Deep Blue, un vibrador y el final de la civilización
Elon Musk acusó a Hans Niemann de introducirse un dispositivo por el recto para ganar a Magnus Carlsen, el gran campeón de ajedrez. Hacer trampas se está poniendo cada vez más difícil
Las trampas, según el relato que se apresuró en confirmar Elon Musk, una de las personas más odiosas tanto dentro como fuera ya del sistema solar, se ejecutaron mediante una suerte de dispositivo dotado de inteligencia artificial que el jugador estadounidense se introdujo por el recto y cuya vibración le indicaba la jugada adecuada en cada momento. Hans Niemann atendía, sin apenas parpadear, a las señales que llegaban desde el final de su intestino delgado y decidía, en consecuencia, si aquella suerte de morse fisiológico le invitaba a sacarse de la manga, o de donde correspondiese, un pastor o un gambito de dama. Si han llegado hasta aquí, se habrán hecho ya una idea de lo complicado que se está poniendo hacer trampas en el ajedrez, metáfora reina de eso que llamamos vida.
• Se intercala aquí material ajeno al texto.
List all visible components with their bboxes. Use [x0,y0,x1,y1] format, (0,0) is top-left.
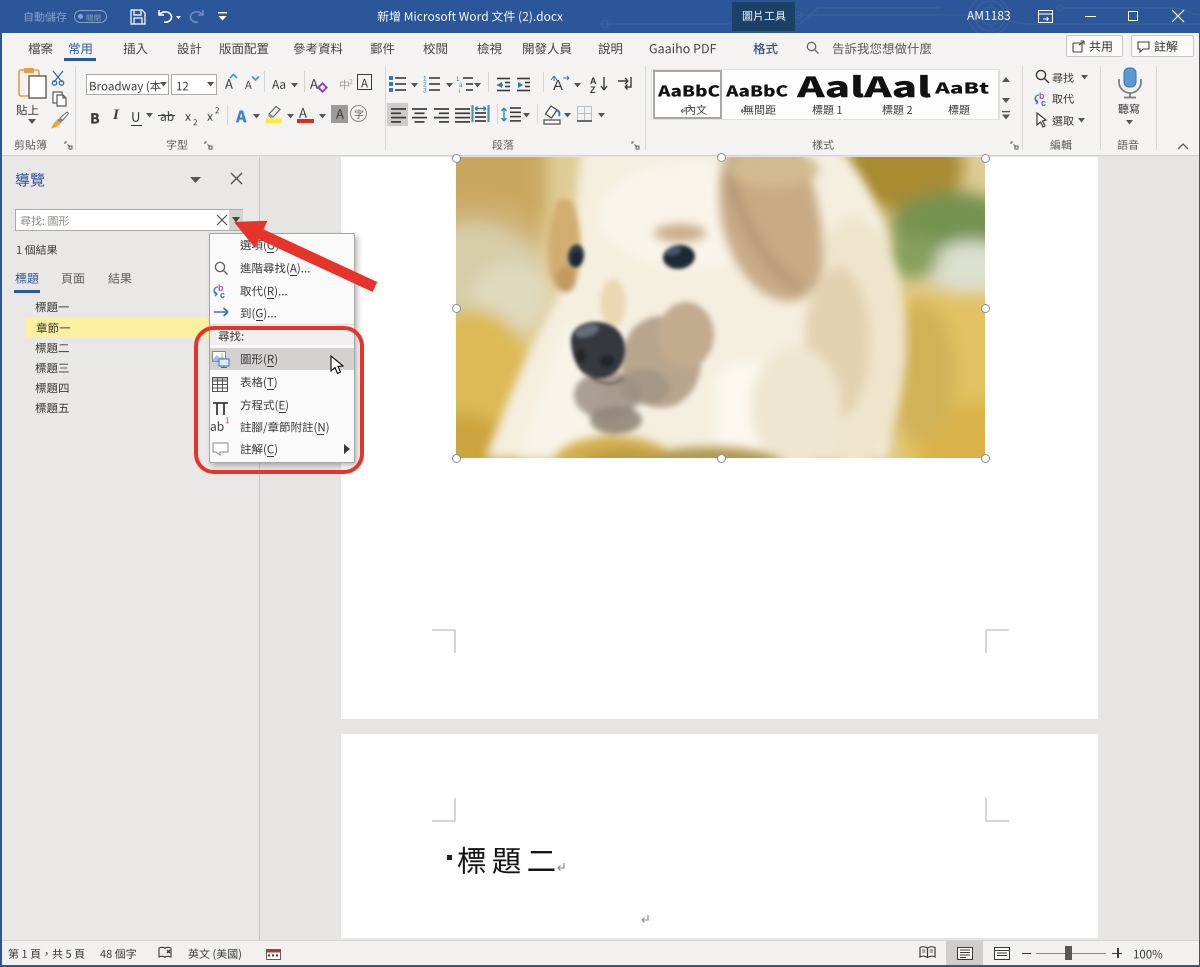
svg-text:A: A [553,77,563,94]
svg-text:c: c [1041,98,1046,107]
svg-text:Z: Z [590,85,596,94]
svg-text:3: 3 [423,88,427,94]
svg-text:i: i [459,89,460,93]
svg-text:c: c [220,290,225,299]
La técnica del joven jugador estadounidense (19 años), a través de la cual, y siempre supuestamente, habría ganado al mejor de todos los tiempos, nos recuerda que un día la tecnología nos dominará. Y, sobre todo, que no reparará en lo desagradable o incómodo que pueda resultarle el método, porque someternos siempre valdrá la pena. Recuerdo la tarde que vimos en la televisión la cara de horror de Gari Kasparov al ser derrotado por la computadora Deep Blue. Yo tenía 16 años y estaba con mi padre, que entonces tenía la costumbre de jugar con un tablero electrónico al que, supuestamente, había adiestrado el mismísimo Kasparov (o eso ponía en la caja que le trajeron los Reyes). Él, ingeniero industrial, quedó entusiasmado con el combate definitivo entre el hombre y la máquina. Yo, que entonces solo aspiraba a tener una banda de punk tocando apenas tres acordes en la guitarra, me sentía en el sofá de casa como Sarah Connor luchando contra Skynet.
Niemann, por lo que sabemos hasta la fecha, es un tipo algo extraño. Pero resulta que Carlsen no tenía pruebas y que ahora ha sido demandado por un mínimo de 100 millones de dólares por difamarle.
También en la época de Deep Blue, en pleno 1996, a mi amigo Nacho le sucedió algo parecido. Su novia interceptó un día una carta de amor dirigida a otra chica. Una cursilería en la que le prometía pasear por la orilla del mar del Ampurdán y otras aventuras con rima. Mi amigo se excusó alegando que había sido obra del demonio. Le dijo literalmente que el mismo Belcebú había escrito aquella misiva de su puño y letra y que él no tenía nada que ver. Así de sencillo. A ella se le quedó una cara parecida a la de Carlsen cuando escuchó que su rival se había introducido un vibrador anal para ganar la partida. Pero lo más relevante, quizá por lo alucinante que debió parecerle todo aquello, es que no le dejó. Al menos en ese momento.
Hacer trampas, especialmente en la cara de quien las sufre, sigue siendo rentable. Y el mejor método. Lo vemos en las relaciones de pareja —en inglés cheating— y en la política. Y también en casi cada partido de fútbol. La tarde del 22 de junio de 1986, un balón mal despejado por el defensor Steve Hodge que rompió el fuera de juego y voló hacia el portero inglés, un tal Peter Shilton, que saltó para agarrarlo. Corría el minuto 6 de la segunda parte y aquel argentino, 20 centímetros más bajito que el guardameta y 100.000 metros más listo que todo el estadio Azteca, levantó el puño y consumó lo podría ser la Capilla Sixtina de las trampas en el deporte. Lo hizo mirando de reojo al línea y al árbitro. Pero aguantándole la mirada a toda una nación tan arrogante como Inglaterra. Así se hacen las trampas, no escondiendo objetos en el trasero, pensaría hoy el bueno de Maradona. Porque el fin de la civilización está cerca, y es mejor que nos sorprenda cómodos.